Ya fuera que se considerara como una virtud o un defecto, Jorgelina poseía una voluntad empecinada. Una cosa se hizo para ella evidente: el solo hecho de introducirse en los dominios domésticos de Videla, había producido un cambio perceptible en los hombres del campamento. Hasta Ramón escondía su despecho aparentando una forzada indiferencia. Camperutti transfirió a ella de inmediato la obsecuencia dispensada hasta entonces al capataz. Del impenetrable Jones era aventurado incluso suponer que pensara. A veces daba la impresión de un muñeco sin emociones ni espíritu.

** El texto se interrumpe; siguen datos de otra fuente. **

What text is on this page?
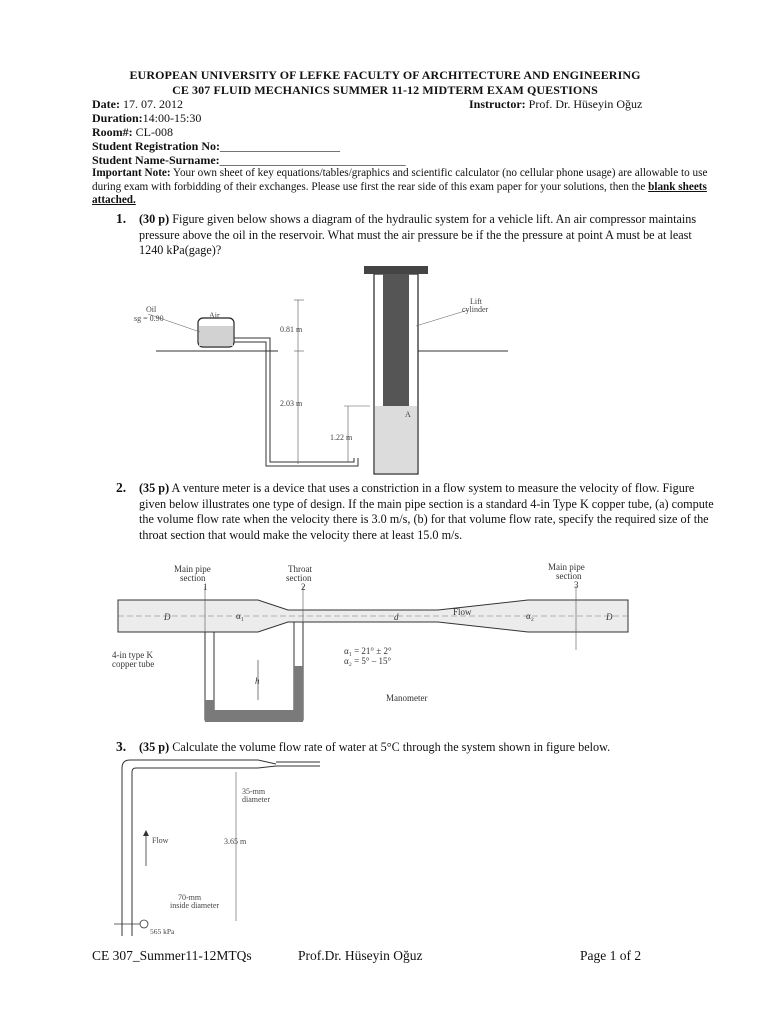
EUROPEAN UNIVERSITY OF LEFKE FACULTY OF ARCHITECTURE AND ENGINEERING
CE 307 FLUID MECHANICS SUMMER 11-12 MIDTERM EXAM QUESTIONS
Date: 17. 07. 2012	Instructor: Prof. Dr. Hüseyin Oğuz
Duration:14:00-15:30
Room#: CL-008
Student Registration No:____________________
Student Name-Surname:_______________________________
Important Note: Your own sheet of key equations/tables/graphics and scientific calculator (no cellular phone usage) are allowable to use during exam with forbidding of their exchanges. Please use first the rear side of this exam paper for your solutions, then the blank sheets attached.
1. (30 p) Figure given below shows a diagram of the hydraulic system for a vehicle lift. An air compressor maintains pressure above the oil in the reservoir. What must the air pressure be if the the pressure at point A must be at least 1240 kPa(gage)?
Oil
sg = 0.90	Air
Lift
cylinder
0.81 m
2.03 m
1.22 m
A
2. (35 p) A venture meter is a device that uses a constriction in a flow system to measure the velocity of flow. Figure given below illustrates one type of design. If the main pipe section is a standard 4-in Type K copper tube, (a) compute the volume flow rate when the velocity there is 3.0 m/s, (b) for that volume flow rate, specify the required size of the throat section that would make the velocity there at least 15.0 m/s.
Main pipe
section
1
Throat
section
2
Main pipe
section
3
D	D
α₁	α₂
d	Flow
4-in type K
copper tube
α₁ = 21° ± 2°
α₂ = 5° – 15°
h
Manometer
3. (35 p) Calculate the volume flow rate of water at 5°C through the system shown in figure below.
35-mm
diameter
Flow	3.65 m
70-mm
inside diameter
565 kPa
CE 307_Summer11-12MTQs	Prof.Dr. Hüseyin Oğuz	Page 1 of 2
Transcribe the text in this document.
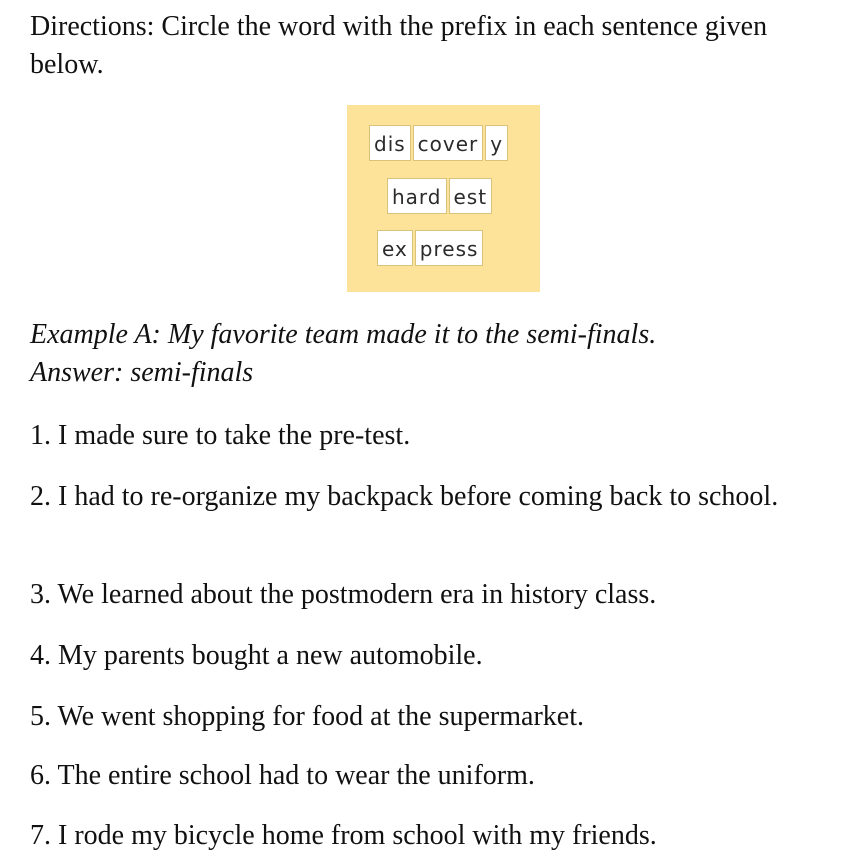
Directions: Circle the word with the prefix in each sentence given below.

dis cover y
hard est
ex press
Example A: My favorite team made it to the semi-finals.
Answer: semi-finals

1. I made sure to take the pre-test.

2. I had to re-organize my backpack before coming back to school.

3. We learned about the postmodern era in history class.

4. My parents bought a new automobile.

5. We went shopping for food at the supermarket.

6. The entire school had to wear the uniform.

7. I rode my bicycle home from school with my friends.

De la peonada que a esas horas fatigaba los senderos como un rebaño anónimo, con las manos sudorosas engarfiadas sobre los mangos de las hachas o las cuerdas de remolque de los rollizos, ni valía la pena preocuparse; cuando regresaran morderían en silencio su despecho, reprimidos y agobiados por la prepotencia del capataz. A Jorgelina se le antojaba que ahora, de una manera indirecta, sobresalía por encima de opresores y oprimidos. Y ese pensamiento la llenaba de un orgullo pueril. Sólo que ignoraba el precio que tendría que pagar por su triunfo. Aferrada al presente se atareó en su trabajo y como la casa, el moblaje ni la comida le exigían una atención muy esmerada, al promediar el día se dispuso a aguardar a los hombres sin excesiva inquietud.